这时从车上走下一个中年男子,那男子走到晨臣的面前恭声说:“少爷,车已经开来了。”
“嗯,等下你自己坐公车回去,记住不准打车,只能坐公车。咱们的开销紧啊,老铁你是知道的。”晨臣叮嘱道。
“是少爷。”那男子恭声道。
“好了,上官老师我们有吧。”晨臣对上官月笑道,“哦,对了,那位张老师他说X中工作不好,你明天帮他换个工作单位。”
“是少爷。”
晨臣便是和上官月上车了,那张老师还呆在那里知道晨臣把车开远了才回过神来。
“不就是一个富家子弟么?有什么了不起的。哼!”那张老师哼道。
“张老师是吧?那这些你拿着,明天用得上。”那老铁把一个破碗和一根棍子给他,那是老铁刚从旁边的一个乞丐出买来的。
“你是什么东西?哼!”那张老师冷哼一声便是开着他的二手东风日产扬长而去。
“你把那个家伙弄去到那里去?”上官月坐在车上问道。
“怎么?你心疼他?”晨臣皱着眉头说道。
“心疼?真是的,你们男人难道比女人还要敏感?”上官月哼道。
“原来女人是不会分辨真假啊!!哈哈哈”晨臣居然笑了。
“就会捉弄人。不过你好像不单是只有复姓孤独这个身份吧?”上官月凑近晨臣问道。
“呃?怎么说?我有钱就不能开法拉利啊?还是不能有佣人?”晨臣一怔。
“就是因为你有佣人我才怀疑的,你自己一个人住要佣人干什么?浪费钱啊?有钱可以给我啊!”没想到上官月居然能够从这些看出端倪来。

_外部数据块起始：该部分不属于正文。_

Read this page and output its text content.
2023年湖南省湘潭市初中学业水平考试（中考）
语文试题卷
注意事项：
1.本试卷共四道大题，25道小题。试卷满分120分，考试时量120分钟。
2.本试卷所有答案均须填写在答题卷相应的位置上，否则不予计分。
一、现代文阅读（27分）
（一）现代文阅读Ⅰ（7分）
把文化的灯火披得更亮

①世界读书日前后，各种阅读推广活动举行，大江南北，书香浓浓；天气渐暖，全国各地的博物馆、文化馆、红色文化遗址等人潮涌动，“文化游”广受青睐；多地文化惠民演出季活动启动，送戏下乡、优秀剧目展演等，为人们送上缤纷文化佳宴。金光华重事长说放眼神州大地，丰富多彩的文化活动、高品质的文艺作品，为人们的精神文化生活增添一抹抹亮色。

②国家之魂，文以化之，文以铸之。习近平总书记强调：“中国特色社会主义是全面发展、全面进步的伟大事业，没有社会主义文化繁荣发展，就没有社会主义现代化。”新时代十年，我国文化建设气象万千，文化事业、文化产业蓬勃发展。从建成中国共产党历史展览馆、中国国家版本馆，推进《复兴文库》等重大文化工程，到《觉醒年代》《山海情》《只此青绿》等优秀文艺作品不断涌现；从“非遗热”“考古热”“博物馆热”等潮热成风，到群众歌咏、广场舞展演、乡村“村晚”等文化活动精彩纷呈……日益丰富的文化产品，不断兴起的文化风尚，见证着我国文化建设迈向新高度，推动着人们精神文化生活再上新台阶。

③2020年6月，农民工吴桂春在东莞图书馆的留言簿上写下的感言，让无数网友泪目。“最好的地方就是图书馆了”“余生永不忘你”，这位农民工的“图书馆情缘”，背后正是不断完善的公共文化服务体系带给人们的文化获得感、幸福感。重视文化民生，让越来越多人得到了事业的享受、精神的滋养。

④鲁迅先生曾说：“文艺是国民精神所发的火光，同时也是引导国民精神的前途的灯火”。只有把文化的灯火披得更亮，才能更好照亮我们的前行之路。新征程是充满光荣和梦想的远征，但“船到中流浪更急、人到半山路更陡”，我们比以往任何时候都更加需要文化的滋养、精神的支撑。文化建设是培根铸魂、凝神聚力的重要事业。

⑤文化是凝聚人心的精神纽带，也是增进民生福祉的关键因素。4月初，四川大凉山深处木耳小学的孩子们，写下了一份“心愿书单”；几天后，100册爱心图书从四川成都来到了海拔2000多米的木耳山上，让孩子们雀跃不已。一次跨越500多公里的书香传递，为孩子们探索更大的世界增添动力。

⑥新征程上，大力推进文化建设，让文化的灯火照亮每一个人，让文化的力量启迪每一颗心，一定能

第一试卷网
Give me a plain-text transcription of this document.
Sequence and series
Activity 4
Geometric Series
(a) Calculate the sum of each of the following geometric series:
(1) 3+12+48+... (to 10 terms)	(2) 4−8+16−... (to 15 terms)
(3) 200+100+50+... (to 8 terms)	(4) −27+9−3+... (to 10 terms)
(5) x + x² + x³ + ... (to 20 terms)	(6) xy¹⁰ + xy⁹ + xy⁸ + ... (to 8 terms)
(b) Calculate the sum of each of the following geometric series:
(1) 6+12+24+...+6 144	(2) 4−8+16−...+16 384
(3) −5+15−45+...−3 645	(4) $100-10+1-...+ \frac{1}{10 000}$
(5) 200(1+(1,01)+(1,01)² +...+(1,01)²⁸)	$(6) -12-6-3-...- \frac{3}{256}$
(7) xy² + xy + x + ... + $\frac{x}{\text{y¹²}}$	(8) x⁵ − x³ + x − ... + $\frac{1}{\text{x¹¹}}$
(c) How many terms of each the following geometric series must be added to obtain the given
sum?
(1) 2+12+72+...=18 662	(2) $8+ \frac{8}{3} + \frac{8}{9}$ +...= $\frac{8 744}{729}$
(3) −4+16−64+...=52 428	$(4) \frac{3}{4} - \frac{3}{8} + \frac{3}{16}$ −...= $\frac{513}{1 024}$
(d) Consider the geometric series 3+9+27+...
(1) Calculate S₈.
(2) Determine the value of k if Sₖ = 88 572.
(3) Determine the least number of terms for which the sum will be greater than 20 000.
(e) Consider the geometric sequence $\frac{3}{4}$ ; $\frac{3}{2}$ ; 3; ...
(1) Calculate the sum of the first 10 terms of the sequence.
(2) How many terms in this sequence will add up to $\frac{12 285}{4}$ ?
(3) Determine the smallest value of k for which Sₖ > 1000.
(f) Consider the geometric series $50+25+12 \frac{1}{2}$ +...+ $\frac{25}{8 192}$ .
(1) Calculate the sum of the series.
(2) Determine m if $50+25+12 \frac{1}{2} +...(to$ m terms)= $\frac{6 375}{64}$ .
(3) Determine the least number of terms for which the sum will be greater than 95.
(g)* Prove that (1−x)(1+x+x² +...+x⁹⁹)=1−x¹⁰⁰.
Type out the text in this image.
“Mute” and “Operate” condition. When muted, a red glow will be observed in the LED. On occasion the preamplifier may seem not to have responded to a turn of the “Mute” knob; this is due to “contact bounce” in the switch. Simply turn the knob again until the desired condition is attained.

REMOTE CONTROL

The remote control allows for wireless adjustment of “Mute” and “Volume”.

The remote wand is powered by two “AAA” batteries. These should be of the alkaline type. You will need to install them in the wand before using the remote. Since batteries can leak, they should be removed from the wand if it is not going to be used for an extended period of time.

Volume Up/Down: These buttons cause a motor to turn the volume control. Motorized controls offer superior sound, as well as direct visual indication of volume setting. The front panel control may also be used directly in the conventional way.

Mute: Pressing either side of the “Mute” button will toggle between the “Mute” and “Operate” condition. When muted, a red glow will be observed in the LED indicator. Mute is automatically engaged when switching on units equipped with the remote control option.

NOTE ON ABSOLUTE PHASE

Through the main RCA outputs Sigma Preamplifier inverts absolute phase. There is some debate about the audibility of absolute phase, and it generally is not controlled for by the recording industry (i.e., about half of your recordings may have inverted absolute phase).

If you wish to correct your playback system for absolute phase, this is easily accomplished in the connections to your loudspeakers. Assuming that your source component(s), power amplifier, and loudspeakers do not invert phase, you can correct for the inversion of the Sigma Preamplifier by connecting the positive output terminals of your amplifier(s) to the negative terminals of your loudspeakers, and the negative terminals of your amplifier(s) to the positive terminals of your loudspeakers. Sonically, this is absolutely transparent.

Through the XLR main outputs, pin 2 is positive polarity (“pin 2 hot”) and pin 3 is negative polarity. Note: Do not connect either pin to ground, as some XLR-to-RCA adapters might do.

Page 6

“嗯,算了,既然都老夫老妻了,告诉你也没有什么。国内的商业世家是哪个姓的?”晨臣说道,“谁和你老夫老妻?那个不就是姓晨”上官月的嘴巴都张到了最大,“姓晨?晨臣?”
“就是了,我排老七,被流放到了这杭州来。”晨臣说道,其实那老铁并非是晨家里的人,而且逍遥宫的人,他是来代替玉蝴蝶的。